Untuk mereka yang masih saja tidak menyukai kita, lupakan saja mereka...! Kekekeke... bercanda! Bukan melupakan, tapi memahami dan memaafkan lebih tepatnya. Apa yang dipahami dari mereka yang tidak menyukai kita? Bukan memahami bagaimana caranya agar mereka berubah menyukai kita. Tapi... memahami alasan mereka tidak menyukai kita. Siapa tahu, ada sesuatu dari diri kita yang memang harus diubah. Di sini bukan berubah untuk menjadi orang lain, tapi berubah untuk menjadi lebih baik dari sebelumnya. 

Lalu, bagaimana kalau kita sudah mencoba berubah menjadi lebih baik, tetapi mereka tetap saja tidak menyukai kita? Sepertinya, kita masih perlu memahami. Memahami bahwa mereka juga memiliki satu hati. Satu hati yang memiliki hak asasi memilih ‘menyukai’ ataupun ‘tidak menyukai’ dengan alasan yang menurut mereka benar. Bahkan, terkadang dengan alasan yang hanya bisa mereka pahami sendiri. Setelah cukup memahami ‘hati’ mereka, saatnya kita untuk memaafkan. Susah-susah gampang kan? Hehehehe.... 

Selalu menjadi diri sendiri, memudahkan kita untuk menciptakan rasa nyaman dan bahagia, bahkan untuk menemukan cinta. Hihihihihi.... \^o^/ 

Namun....

Terkadang, dengan menjadi diri sendiri kita melupakan orang lain di sekitar kita. Kita mungkin terlalu nyaman dengan cara berpikir, bersikap, dan bertutur kata. Sampai-sampai kita mengabaikan kenyamanan mereka. Mengabaikan bagaimana pendapat, perasaan, pemikiran, dan yang pasti hati mereka. 

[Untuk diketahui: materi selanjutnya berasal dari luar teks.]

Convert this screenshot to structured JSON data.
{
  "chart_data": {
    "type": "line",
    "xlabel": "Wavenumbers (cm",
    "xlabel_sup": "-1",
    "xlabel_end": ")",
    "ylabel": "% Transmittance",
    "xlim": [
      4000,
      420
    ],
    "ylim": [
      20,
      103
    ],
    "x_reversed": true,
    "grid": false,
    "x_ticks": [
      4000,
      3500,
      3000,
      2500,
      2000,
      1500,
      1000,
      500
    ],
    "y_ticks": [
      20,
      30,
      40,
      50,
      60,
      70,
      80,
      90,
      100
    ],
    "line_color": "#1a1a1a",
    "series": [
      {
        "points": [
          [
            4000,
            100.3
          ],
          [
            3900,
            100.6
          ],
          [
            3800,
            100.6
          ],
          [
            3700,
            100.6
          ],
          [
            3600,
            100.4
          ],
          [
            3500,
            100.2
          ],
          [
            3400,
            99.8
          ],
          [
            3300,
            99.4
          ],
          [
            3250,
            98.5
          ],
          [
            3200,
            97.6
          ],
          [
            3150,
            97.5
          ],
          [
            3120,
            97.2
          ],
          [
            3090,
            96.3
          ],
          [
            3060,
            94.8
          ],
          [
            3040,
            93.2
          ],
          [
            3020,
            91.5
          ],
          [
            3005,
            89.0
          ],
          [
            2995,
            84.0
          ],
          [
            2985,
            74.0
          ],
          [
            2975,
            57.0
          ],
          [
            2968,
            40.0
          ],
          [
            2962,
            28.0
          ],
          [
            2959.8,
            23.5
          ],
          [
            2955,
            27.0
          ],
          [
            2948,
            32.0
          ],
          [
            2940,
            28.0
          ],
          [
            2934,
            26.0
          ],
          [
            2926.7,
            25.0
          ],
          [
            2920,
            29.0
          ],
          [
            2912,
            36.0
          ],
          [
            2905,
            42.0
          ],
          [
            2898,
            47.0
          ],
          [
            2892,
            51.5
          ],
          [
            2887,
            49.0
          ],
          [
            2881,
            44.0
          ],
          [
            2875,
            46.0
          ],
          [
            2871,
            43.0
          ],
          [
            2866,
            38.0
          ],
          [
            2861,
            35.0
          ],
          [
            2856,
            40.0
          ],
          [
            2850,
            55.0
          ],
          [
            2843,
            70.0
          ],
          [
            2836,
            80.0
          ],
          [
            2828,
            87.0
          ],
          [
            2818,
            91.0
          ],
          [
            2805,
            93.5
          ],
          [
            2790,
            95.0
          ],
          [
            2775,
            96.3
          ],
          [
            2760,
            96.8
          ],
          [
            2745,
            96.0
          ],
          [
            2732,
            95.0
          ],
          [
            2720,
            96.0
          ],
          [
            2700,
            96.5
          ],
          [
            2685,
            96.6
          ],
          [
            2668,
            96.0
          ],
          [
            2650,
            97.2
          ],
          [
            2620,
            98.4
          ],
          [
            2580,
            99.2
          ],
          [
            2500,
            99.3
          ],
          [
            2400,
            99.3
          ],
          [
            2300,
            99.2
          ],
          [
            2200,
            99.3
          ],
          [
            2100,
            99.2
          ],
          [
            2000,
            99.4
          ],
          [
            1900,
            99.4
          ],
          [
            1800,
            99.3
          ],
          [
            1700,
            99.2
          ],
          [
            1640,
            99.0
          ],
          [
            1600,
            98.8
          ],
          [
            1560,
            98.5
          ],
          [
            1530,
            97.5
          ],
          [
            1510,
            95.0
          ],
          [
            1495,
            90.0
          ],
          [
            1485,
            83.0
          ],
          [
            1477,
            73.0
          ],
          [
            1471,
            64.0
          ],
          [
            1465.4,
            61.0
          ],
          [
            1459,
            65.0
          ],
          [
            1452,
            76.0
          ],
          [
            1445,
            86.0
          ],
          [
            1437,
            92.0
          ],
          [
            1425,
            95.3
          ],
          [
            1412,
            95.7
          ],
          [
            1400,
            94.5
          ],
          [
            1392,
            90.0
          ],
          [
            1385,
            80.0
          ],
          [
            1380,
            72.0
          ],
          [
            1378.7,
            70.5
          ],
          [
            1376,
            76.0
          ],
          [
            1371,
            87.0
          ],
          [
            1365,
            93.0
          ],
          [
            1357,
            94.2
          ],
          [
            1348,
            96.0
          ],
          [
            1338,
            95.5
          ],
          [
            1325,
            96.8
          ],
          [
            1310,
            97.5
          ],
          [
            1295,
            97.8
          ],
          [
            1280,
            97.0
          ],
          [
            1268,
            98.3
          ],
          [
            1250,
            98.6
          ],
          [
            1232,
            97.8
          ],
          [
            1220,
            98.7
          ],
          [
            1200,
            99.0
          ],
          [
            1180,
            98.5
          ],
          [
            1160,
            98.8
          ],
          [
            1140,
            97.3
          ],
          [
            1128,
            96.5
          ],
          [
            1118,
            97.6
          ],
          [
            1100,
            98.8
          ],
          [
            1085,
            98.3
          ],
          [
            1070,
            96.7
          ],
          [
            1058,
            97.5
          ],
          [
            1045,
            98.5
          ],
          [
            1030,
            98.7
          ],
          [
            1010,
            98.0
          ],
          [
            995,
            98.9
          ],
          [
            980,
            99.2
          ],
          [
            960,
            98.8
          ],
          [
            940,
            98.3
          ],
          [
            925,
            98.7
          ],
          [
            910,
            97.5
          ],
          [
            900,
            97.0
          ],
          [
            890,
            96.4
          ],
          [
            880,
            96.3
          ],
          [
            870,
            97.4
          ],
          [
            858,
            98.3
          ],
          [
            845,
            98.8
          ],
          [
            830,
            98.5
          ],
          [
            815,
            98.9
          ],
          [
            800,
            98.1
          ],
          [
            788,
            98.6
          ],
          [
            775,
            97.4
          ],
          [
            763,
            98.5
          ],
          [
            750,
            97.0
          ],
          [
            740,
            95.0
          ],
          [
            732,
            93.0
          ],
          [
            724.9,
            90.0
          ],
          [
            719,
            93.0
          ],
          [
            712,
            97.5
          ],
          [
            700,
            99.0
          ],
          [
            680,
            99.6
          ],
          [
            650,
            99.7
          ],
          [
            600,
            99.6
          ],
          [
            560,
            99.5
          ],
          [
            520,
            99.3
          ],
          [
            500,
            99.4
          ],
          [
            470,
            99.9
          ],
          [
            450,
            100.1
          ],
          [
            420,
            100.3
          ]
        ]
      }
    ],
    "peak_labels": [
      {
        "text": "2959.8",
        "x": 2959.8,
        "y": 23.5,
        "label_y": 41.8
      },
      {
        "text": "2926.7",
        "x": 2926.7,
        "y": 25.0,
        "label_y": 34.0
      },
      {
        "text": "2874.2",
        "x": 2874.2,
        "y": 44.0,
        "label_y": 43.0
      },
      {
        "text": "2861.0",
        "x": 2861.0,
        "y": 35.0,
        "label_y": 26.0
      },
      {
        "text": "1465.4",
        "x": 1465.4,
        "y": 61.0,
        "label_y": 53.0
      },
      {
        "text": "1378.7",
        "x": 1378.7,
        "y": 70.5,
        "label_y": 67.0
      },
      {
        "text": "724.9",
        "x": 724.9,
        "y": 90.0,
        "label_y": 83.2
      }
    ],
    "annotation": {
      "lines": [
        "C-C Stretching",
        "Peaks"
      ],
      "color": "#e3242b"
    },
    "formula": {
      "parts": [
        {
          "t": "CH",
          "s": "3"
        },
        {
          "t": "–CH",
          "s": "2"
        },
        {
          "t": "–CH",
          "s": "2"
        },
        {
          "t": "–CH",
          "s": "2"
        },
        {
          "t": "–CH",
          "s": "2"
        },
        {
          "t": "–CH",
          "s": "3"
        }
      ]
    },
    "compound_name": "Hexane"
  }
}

Pilihan antara menjadi diri sendiri atau menjaga hati orang lain seringkali kita hadapi dalam ‘kisah’ persahabatan. Kita akan merasa nyaman menjadi diri kita sendiri ketika berada di tengah sahabat-sahabat kita. Sahabat-sahabat kita yang baik pun akan menerima apa adanya kita. Namun, jangan lupa untuk menjaga hati mereka. Mereka juga bisa marah ataupun lelah dengan tingkah kita. 

Bukan hanya mereka yang harus memahami kita kan? Tanpa harus diminta, kita harus belajar memahami mereka. Meskipun keselnya, marahnya, ataupun lelahnya sahabat bisa hilang secepat larinya Lalu Muhammad Zohri, tapi kita tetap harus menjaga hati mereka. Karena bisa jadi, tanpa disadari, kita sudah sering menyakiti mereka. Kita pun belum sempat untuk meminta maaf. Di sinilah kepekaan sangat dibutuhkan. Hehehehehe.... Sahabat yang peka, biasanya menjadi sahabat yang selalu dirindukan... \^o^/

Jadi... bertemu pilihan antara menjadi diri sendiri atau menjaga hati orang lain, bisa menjadi pilihan yang mudah, sedang, ataupun sulit. Tergantung bagaimana cara menyikapi kedua pilihan ini. Menjadi diri sendiri memang sangat penting, bahkan harus. Tapi, ada saatnya kita harus menahan ego. Kenapa? Pertama, karena mungkin memang ada yang harus diubah dari diri kita untuk menjadi lebih baik (bukan untuk menjadi orang lain). Kedua, karena kita memang harus menjaga hati orang lain. Bukan hanya kita yang memiliki hati. Bukan hanya hati kita yang harus dihargai. Dengan belajar menghargai dan menjaga hati mereka tidak akan mengubah kita menjadi orang lain. Iya, kan?